The researchers studied more than 500 women with breast cancer and found that women deficient in vitamin D were 94 percent more likely to have their cancer spread and 73 percent more likely to die from their cancer.
The findings of the study—which are expected to be presented at the American Society of Clinical Oncology's annual meeting, to be held May 31 to June 3, in Chicago —suggest that vitamin D deficiency is very common in women with breast cancer.

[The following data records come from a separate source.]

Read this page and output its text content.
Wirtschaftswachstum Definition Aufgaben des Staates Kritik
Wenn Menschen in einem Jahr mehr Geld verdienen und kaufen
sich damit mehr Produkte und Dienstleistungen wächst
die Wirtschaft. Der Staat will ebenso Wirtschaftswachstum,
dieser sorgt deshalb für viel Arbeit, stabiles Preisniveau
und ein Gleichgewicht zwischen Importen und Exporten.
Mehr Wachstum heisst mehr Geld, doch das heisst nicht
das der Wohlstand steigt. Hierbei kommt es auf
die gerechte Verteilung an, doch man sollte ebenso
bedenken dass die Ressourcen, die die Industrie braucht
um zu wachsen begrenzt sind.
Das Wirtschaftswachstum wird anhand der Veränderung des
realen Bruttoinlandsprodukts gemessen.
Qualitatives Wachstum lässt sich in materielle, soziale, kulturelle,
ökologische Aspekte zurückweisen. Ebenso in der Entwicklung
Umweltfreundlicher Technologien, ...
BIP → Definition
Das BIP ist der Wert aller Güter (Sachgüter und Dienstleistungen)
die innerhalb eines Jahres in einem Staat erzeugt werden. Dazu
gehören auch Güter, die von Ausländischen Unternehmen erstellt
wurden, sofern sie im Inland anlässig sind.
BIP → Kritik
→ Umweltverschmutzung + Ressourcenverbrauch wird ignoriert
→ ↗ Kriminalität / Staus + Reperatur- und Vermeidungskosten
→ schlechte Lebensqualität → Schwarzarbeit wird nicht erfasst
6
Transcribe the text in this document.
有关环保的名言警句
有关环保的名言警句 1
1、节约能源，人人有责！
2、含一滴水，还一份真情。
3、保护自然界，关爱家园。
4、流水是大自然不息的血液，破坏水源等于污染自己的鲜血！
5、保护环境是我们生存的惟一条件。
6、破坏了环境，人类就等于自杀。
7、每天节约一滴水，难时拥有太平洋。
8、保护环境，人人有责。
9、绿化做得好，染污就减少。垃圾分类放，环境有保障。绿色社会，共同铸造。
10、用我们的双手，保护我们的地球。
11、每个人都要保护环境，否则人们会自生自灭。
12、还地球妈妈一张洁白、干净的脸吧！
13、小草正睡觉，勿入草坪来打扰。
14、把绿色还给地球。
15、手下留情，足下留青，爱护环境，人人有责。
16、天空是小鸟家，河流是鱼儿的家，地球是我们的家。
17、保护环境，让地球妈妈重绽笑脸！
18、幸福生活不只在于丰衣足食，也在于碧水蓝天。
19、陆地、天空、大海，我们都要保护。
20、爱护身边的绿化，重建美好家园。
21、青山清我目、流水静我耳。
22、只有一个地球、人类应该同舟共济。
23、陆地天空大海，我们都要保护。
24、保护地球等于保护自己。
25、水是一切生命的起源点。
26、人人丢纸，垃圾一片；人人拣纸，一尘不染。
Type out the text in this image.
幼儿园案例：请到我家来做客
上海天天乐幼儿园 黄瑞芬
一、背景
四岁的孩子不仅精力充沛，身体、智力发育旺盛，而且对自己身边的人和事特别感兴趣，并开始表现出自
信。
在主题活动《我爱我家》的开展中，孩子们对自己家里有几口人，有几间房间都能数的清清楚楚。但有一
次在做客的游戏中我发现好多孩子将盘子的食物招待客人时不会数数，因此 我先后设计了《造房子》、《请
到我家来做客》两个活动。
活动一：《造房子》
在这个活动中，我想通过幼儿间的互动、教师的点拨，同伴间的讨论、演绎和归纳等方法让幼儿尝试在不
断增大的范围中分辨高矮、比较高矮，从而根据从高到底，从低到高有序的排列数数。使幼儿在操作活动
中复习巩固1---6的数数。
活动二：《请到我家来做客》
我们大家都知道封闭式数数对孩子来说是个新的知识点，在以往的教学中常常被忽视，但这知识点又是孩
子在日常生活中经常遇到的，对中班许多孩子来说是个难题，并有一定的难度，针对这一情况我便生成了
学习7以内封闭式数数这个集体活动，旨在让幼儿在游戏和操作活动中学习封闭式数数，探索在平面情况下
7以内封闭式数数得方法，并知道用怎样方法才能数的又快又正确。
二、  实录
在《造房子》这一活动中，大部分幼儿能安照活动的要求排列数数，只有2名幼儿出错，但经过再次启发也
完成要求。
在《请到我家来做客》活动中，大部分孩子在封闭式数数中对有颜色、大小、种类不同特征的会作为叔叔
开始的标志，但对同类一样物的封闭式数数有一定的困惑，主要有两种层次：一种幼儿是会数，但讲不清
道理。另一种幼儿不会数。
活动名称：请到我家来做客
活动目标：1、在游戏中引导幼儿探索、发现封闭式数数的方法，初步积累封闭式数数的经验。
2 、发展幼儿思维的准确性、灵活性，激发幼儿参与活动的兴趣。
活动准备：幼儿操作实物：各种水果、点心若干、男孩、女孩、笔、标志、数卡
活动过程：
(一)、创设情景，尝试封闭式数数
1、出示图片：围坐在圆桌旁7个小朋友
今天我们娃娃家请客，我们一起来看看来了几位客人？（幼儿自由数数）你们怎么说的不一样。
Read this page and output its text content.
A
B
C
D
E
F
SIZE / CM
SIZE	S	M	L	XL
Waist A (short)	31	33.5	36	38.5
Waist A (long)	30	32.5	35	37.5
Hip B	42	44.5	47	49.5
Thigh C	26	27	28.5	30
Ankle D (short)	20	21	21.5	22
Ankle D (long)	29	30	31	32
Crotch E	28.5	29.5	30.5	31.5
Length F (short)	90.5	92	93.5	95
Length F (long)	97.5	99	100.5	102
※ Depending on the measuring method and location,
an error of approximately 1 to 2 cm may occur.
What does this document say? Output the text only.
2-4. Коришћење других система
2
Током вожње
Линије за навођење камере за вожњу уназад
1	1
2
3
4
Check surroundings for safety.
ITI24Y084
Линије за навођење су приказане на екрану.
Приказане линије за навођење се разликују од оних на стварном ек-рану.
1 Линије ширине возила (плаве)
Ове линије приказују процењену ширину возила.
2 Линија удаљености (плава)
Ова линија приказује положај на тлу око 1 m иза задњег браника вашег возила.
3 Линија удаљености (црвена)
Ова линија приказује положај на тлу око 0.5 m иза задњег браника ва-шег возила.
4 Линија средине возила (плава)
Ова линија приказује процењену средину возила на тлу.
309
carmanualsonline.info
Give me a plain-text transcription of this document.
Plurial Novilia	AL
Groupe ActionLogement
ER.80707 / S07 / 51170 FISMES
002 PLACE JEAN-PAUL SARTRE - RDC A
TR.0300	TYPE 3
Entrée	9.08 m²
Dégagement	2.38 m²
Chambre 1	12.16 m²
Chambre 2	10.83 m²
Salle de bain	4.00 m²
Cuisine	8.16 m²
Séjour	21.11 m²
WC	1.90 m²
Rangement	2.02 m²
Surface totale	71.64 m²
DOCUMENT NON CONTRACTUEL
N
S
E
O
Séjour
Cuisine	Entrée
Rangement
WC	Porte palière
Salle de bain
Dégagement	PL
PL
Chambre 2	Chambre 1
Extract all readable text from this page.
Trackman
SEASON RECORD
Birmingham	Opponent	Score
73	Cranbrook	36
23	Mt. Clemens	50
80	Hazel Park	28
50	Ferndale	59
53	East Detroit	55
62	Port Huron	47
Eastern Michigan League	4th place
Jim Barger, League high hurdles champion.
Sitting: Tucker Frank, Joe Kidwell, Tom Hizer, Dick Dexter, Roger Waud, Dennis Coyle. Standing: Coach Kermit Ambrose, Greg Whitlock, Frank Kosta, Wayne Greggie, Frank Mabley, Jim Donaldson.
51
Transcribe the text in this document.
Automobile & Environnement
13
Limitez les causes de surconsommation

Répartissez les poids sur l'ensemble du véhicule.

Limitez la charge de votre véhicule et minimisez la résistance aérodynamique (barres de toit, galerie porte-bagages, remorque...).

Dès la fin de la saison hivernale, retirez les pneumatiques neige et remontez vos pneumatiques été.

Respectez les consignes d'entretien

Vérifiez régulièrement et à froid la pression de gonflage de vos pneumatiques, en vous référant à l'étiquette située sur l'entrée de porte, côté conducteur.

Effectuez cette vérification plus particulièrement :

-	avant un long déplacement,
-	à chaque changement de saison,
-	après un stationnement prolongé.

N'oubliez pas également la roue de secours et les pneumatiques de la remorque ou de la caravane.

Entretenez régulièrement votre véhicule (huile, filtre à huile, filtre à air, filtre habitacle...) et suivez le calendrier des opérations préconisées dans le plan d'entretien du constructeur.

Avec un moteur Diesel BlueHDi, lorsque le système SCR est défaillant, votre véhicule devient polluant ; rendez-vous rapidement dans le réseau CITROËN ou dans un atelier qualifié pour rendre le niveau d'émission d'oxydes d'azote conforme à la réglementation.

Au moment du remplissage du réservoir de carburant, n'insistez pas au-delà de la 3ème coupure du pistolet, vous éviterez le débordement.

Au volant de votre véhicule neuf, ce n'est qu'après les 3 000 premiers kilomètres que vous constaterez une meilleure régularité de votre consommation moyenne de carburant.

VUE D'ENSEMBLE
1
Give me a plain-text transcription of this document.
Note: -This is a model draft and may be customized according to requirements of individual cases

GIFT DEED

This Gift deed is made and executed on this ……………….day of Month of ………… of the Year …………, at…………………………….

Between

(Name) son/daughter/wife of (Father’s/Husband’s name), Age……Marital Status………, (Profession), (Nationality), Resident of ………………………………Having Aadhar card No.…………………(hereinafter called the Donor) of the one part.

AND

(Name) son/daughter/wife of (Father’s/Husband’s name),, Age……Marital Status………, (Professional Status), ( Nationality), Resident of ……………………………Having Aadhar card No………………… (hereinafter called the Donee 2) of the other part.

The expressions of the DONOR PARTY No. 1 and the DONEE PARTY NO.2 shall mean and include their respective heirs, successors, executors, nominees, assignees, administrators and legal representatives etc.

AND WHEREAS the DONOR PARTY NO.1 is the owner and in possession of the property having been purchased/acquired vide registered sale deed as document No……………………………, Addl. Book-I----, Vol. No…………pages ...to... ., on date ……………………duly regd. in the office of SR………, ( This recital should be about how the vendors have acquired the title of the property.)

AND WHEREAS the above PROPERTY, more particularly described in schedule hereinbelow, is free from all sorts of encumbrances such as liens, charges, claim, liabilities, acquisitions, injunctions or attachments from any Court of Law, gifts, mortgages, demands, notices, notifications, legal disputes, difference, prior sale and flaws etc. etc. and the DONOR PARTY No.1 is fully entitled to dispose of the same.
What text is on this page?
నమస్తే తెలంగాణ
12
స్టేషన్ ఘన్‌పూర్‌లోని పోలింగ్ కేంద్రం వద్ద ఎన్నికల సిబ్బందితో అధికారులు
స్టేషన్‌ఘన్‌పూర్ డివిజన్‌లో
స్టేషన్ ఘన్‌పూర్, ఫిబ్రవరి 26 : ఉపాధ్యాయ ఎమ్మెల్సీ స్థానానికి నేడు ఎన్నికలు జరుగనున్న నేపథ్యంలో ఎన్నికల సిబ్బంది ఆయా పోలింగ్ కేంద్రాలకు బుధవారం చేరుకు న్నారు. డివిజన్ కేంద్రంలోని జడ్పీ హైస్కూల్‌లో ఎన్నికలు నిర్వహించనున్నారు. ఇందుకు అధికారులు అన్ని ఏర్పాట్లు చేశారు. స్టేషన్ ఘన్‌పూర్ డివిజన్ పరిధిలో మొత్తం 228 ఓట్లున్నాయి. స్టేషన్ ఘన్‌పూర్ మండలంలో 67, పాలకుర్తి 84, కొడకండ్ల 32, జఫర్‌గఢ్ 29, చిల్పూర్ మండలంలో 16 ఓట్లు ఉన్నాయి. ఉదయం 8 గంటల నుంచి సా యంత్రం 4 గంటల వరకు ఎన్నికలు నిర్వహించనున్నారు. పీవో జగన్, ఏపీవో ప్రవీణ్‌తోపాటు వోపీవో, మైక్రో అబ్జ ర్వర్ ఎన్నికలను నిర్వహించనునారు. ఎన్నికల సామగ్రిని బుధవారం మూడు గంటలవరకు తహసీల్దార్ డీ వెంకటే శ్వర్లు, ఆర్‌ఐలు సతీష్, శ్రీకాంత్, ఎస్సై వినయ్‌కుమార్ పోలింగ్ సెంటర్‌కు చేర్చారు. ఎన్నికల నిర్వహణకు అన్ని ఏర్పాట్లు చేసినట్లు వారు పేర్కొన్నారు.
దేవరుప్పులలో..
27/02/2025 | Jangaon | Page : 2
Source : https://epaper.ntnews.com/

The study found that only 24 percent of the patients had adequate levels of vitamin D when they were diagnosed. The researchers discovered that human breast cancer cells shriveled up and died when vitamin D was added to them.
Dr. Nancy Davidson, director of the breast cancer program at the Johns Hopkins Kimmel Cancer Center, "This study found that vitamin D deficiency is very common among women with breast cancer, and it suggests that vitamin D deficiency is linked to poorer outcomes in these women."
Dr. Anne McTiernan at the Fred Hutchinson Cancer Research Center said, "This study is significant because it tells us this may be one thing women can do to improve their prognosis."
JoEllen Welsh, a professor at the State University of New York at Albany, said, "Vitamin D is pretty unique in its action in that it does enter the cancer cells and induces them to undergo a cell death process." She asserted, "The effects of vitamin D on breast cancer cells are very similar to the established drug Tamoxifen that many women take for breast cancer."
Vital for strong bones, Vitamin D has often been linked in several studies with cancer prevention; not only with breast cancer but also with colon and prostate cancers.